I'm still in favor of them. I still want my users to bring them in and augment what I can provide for them.
Written by Christopher Dawson, Contributor

I'm still in favor of them. I still want my users to bring them in and augment what I can provide for them. I still want my users to be able to work at home easily and, well, always be working. Productivity is good.

However, I forgot to tell a new part-time tech that I generally don't want them joined to our domain. Usually, it's not an issue since most consumer laptops are running some version of XP or Vista that doesn't support domain join. Joining a domain has all sorts of advantages from a setup and security perspective and just makes things easier for us as administrators.
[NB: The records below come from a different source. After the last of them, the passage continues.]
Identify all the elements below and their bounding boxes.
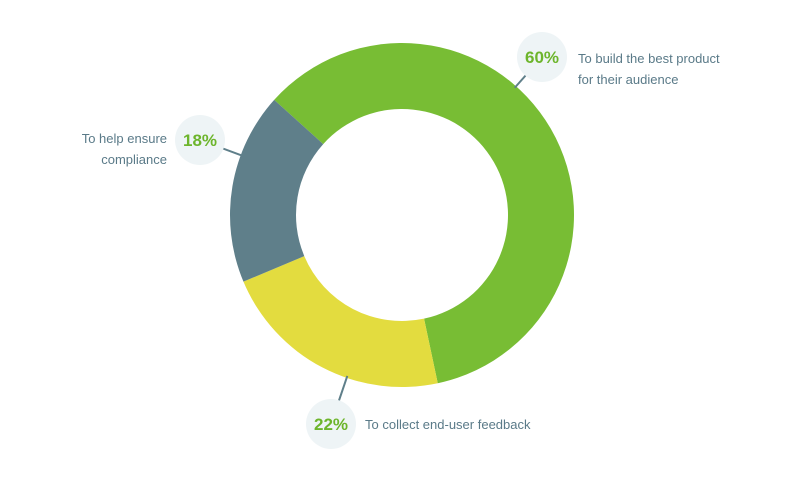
percent-badge-build-best-product bbox=[517, 32, 567, 82]
donut-slice-build-best-product bbox=[274, 43, 574, 384]
percent-label-build-best-product: 60% bbox=[525, 48, 559, 67]
donut-slice-collect-feedback bbox=[243, 256, 438, 388]
slice-label-line: for their audience bbox=[578, 72, 679, 87]
donut-slices bbox=[229, 43, 574, 388]
slice-label-line: compliance bbox=[101, 152, 167, 167]
percent-badge-ensure-compliance bbox=[175, 115, 225, 165]
percent-badge-collect-feedback bbox=[306, 399, 356, 449]
slice-label-line: To collect end-user feedback bbox=[365, 417, 531, 432]
slice-label-build-best-product: To build the best product for their audi… bbox=[578, 48, 720, 90]
slice-label-ensure-compliance: To help ensure compliance bbox=[60, 128, 167, 170]
slice-label-line: To build the best product bbox=[578, 51, 720, 66]
slice-label-line: To help ensure bbox=[81, 131, 167, 146]
slice-label-collect-feedback: To collect end-user feedback bbox=[365, 414, 530, 435]
percent-badges: 60% 22% 18% bbox=[175, 32, 567, 449]
donut-slice-ensure-compliance bbox=[229, 99, 324, 282]
percent-label-collect-feedback: 22% bbox=[314, 415, 348, 434]
percent-label-ensure-compliance: 18% bbox=[183, 131, 217, 150]
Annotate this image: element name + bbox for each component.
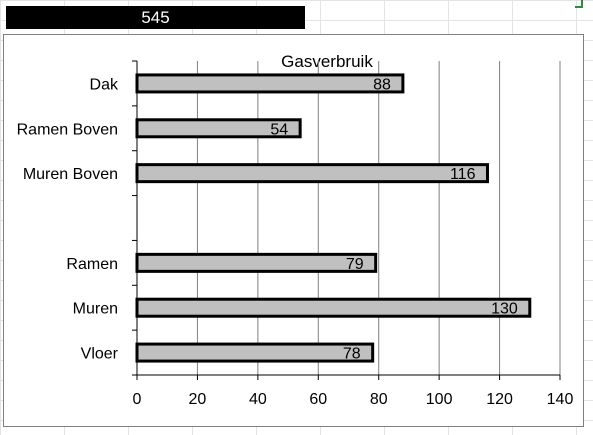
x-tick-label: 20 [189,391,207,408]
cell-selection-mark [575,0,583,8]
x-tick-label: 140 [547,391,574,408]
x-tick-label: 60 [309,391,327,408]
x-tick-label: 120 [486,391,513,408]
bar [135,297,532,318]
chart-title: Gasverbruik [281,52,373,71]
category-label: Ramen Boven [17,121,118,138]
category-label: Ramen [66,256,118,273]
bar [135,73,405,94]
x-tick-label: 100 [426,391,453,408]
data-labels: 88 54 116 79 130 78 [270,76,518,362]
grid-lines [196,61,561,375]
data-label: 130 [491,301,518,318]
data-label: 79 [346,256,364,273]
data-label: 78 [343,346,361,363]
bar [135,252,378,273]
category-label: Muren Boven [23,166,118,183]
data-label: 54 [270,121,288,138]
x-tick-label: 0 [133,391,142,408]
category-label: Vloer [81,346,119,363]
category-label: Dak [90,76,119,93]
data-label: 88 [373,76,391,93]
bar [135,163,489,184]
bar [135,342,375,363]
category-labels: Dak Ramen Boven Muren Boven Ramen Muren Vloer [17,76,119,362]
category-label: Muren [73,301,118,318]
x-tick-label: 40 [249,391,267,408]
x-tick-label: 80 [370,391,388,408]
total-cell[interactable]: 545 [6,6,305,29]
tick-labels: 0 20 40 60 80 100 120 140 [133,391,574,408]
data-label: 116 [450,166,476,183]
axes [132,60,561,380]
bars [135,73,532,363]
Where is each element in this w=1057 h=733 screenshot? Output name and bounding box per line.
As we know, though, once a user starts using their domain account, things just look different. It's a new account profile after all and few users know their own local passwords, let alone that of a local administrator account. As a result, when my new tech joined a user to the domain yesterday, she immediately balked at both the "misplaced" items from her profile and the new fingerprint security setting that caused her laptop to begin asking for her fingerprints (this feature had been disabled in her profile).

Fortunately my tech is a really nice guy, since when he just took her off the domain by joining her to a fake workgroup, she was completely unable to recall any passwords (she had just been clicking on her user icon with the Windows Welcome Screen) and was locked out of her machine.

Which leads me to the real point of this article: for anyone who has never used it, there is an incredibly slick, free Linux boot disk that reads from the Windows registry, detects user accounts, and then allows password changes without affecting anything else on the computer. The utility is available here:

http://home.eunet.no/pnordahl/ntpasswd/

This may be old hat for some of you, but for anyone who's wiped out a hard drive just to get the system functional after losing a password, it's one heck of a useful little utility.